Aynı dönemde buna benzer bir başka “ahmaklık” da kedilerle ilgilidir. Avrupa’daki yaygın inanca göre kediler uğursuz hayvanlardı, ölüm ve hastalığa sebep oluyorlardı. Salgının ilk zamanlarında kedilere yönelik adeta bir sürek avı başlatıldı, Avrupa şehirleri kedilerden arındırıldı. Oysa kediler, sıçan popülasyonunu dengede tutan bir unsurdu. Onlar ortadan kalkınca, vebanın asıl taşıyıcısı olan fareler her yeri sardı.
ÇAĞDAŞ SAÇMALIKLAR
Bu anlattıklarım Orta Çağda yaşandı. Bugün artık hastalıkların sebeplerini ve korunma yollarını çok iyi biliyoruz. Ama buna rağmen insan zihni hurafe üretmekten vazgeçmiyor. Korona virüsün kaynaklarına ve yayılma yollarına dair onlarca bilim dışı görüş ve boş inanç ortalıkta dolaşıyor. Halk sağlığına dair en önemli noktalar, siyasi maksatlı mesajlar yüzünden arada kaynayıp gidiyor.
FETÖ’ye bağlı sosyal medya hesapları “çevrenizdeki vakaları bize bildirin halka duyuralım” diye çağrı yapıyor. Kötü niyetli kimselerin böylesi sabotajlarla insanlara verebileceği zararı düşünebiliyor musunuz? Ama “muhalif” cenahta herhangi bir tepki görülmüyor, aksine insanlar dedikoduların peşi sıra sürükleniyor. FETÖ’nün diğer manipülasyonları gibi bu saçmalıklara da en çok profilinde Atatürk resmi olan insanlar alet oluyor.

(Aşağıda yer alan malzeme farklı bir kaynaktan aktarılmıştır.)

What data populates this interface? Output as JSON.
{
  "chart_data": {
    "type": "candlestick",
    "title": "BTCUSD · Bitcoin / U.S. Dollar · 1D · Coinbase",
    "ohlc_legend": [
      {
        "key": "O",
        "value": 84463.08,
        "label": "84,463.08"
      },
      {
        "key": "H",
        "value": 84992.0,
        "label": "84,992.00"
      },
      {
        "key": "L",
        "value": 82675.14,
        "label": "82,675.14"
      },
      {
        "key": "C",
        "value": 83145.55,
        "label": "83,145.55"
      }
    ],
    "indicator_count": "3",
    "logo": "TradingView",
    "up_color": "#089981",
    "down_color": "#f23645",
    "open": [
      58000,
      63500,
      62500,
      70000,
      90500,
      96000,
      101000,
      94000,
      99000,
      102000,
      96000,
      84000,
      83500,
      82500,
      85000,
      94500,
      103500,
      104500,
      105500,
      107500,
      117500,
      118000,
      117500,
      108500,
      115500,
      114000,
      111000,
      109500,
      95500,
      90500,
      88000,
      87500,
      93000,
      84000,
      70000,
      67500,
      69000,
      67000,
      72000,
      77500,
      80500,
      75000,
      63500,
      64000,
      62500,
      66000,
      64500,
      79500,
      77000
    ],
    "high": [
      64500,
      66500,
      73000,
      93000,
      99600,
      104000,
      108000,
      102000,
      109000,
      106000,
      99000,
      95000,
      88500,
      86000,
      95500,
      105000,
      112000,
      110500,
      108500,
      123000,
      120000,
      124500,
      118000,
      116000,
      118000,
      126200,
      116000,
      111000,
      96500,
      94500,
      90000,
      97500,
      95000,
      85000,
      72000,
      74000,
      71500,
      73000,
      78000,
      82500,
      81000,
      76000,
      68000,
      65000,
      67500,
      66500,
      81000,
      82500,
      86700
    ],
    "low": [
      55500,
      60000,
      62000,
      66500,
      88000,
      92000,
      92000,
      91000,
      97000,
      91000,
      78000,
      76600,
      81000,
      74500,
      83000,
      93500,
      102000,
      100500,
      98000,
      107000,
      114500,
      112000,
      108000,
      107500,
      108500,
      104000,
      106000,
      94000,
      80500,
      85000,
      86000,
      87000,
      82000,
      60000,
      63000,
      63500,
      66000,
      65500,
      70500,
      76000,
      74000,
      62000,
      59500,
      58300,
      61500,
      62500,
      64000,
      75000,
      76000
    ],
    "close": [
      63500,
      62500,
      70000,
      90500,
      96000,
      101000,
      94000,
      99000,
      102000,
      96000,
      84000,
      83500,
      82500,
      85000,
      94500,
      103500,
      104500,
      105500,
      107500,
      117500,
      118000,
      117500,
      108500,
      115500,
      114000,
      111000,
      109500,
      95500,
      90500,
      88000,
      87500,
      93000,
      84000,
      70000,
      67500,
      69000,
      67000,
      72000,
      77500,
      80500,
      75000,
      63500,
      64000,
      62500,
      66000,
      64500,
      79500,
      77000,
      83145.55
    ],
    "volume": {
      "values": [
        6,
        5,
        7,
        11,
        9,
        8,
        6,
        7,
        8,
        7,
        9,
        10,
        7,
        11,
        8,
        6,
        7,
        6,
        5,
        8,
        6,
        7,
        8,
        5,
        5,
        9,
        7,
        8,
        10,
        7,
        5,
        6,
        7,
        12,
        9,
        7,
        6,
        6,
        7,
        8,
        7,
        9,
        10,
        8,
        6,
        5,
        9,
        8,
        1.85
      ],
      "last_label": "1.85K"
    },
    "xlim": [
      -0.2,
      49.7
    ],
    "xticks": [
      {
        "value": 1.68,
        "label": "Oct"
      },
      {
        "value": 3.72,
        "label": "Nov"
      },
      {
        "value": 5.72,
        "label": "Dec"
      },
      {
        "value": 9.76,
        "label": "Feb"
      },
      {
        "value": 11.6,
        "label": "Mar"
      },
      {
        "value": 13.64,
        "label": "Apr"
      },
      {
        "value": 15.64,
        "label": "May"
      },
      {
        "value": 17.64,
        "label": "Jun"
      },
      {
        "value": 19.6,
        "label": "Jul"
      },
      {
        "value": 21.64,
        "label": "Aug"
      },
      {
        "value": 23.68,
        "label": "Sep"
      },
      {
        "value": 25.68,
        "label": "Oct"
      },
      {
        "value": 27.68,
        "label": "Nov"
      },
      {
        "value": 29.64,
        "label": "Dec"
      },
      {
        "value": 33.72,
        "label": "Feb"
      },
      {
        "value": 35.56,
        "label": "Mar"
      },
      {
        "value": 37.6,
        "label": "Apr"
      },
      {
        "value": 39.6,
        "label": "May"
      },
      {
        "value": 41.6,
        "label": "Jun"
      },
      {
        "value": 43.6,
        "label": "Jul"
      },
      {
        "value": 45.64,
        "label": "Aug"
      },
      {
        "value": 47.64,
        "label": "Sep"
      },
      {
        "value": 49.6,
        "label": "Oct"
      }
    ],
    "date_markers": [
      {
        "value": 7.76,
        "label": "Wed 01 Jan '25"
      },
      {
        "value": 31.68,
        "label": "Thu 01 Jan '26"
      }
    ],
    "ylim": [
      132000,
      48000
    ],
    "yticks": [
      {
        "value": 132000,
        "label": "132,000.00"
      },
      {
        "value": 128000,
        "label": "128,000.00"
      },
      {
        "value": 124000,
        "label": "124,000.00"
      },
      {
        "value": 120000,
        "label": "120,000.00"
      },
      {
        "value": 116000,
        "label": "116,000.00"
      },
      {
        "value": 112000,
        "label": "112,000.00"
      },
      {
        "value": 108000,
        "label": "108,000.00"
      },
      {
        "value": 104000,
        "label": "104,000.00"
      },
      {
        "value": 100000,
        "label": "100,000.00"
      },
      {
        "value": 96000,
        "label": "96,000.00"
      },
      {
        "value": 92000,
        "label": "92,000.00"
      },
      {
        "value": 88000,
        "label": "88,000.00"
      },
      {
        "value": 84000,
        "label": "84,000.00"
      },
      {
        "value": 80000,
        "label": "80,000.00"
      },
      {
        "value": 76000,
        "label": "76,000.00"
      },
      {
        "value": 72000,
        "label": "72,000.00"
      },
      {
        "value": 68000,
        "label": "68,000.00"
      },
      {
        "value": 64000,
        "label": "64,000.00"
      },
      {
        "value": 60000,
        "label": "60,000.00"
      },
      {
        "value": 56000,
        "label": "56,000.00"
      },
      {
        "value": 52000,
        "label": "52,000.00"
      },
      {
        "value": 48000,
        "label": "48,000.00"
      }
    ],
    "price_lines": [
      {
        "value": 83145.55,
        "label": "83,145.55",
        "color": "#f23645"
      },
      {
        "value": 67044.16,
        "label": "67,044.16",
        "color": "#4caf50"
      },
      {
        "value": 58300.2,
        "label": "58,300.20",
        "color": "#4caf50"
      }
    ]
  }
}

Çünkü muhalefetin “kanaat önderi” dediği adamlar konunun ciddiyetinden alabildiğince uzak, boş beleş konuşmaya, insanları yanlış yönlendirmeye devam ediyor. Hükümet ilk vakayı açıklamış çünkü IMF’den yardım alacakmış, vakanın açıklanması özellikle Babacan’ın parti kurduğu güne denk getirilmiş, hangi şehirde olduğunu yazarsak bizi de MİT yasası ile içeri alırlar mıymış… Bir adım daha gitseler, tıpkı Orta Çağ Hristiyanları gibi virüsün sebebi olarak kendileri gibi düşünmeyenleri gösterecekler!
Toplum için virüsten daha tehlikeli bir şey varsa eğer, virüsü bile siyasi bir olgu haline getirmeyi başaran bu izan ve vicdan yoksunlarıdır. İnsanların doğru bilgilendirilmeye ve morale ihtiyaç duyduğu, sağlık çalışanlarının destek bekledi
ği bir dönemde böylesi bir ağızla konuşmak bozgunculuktan başka bir şey olamaz.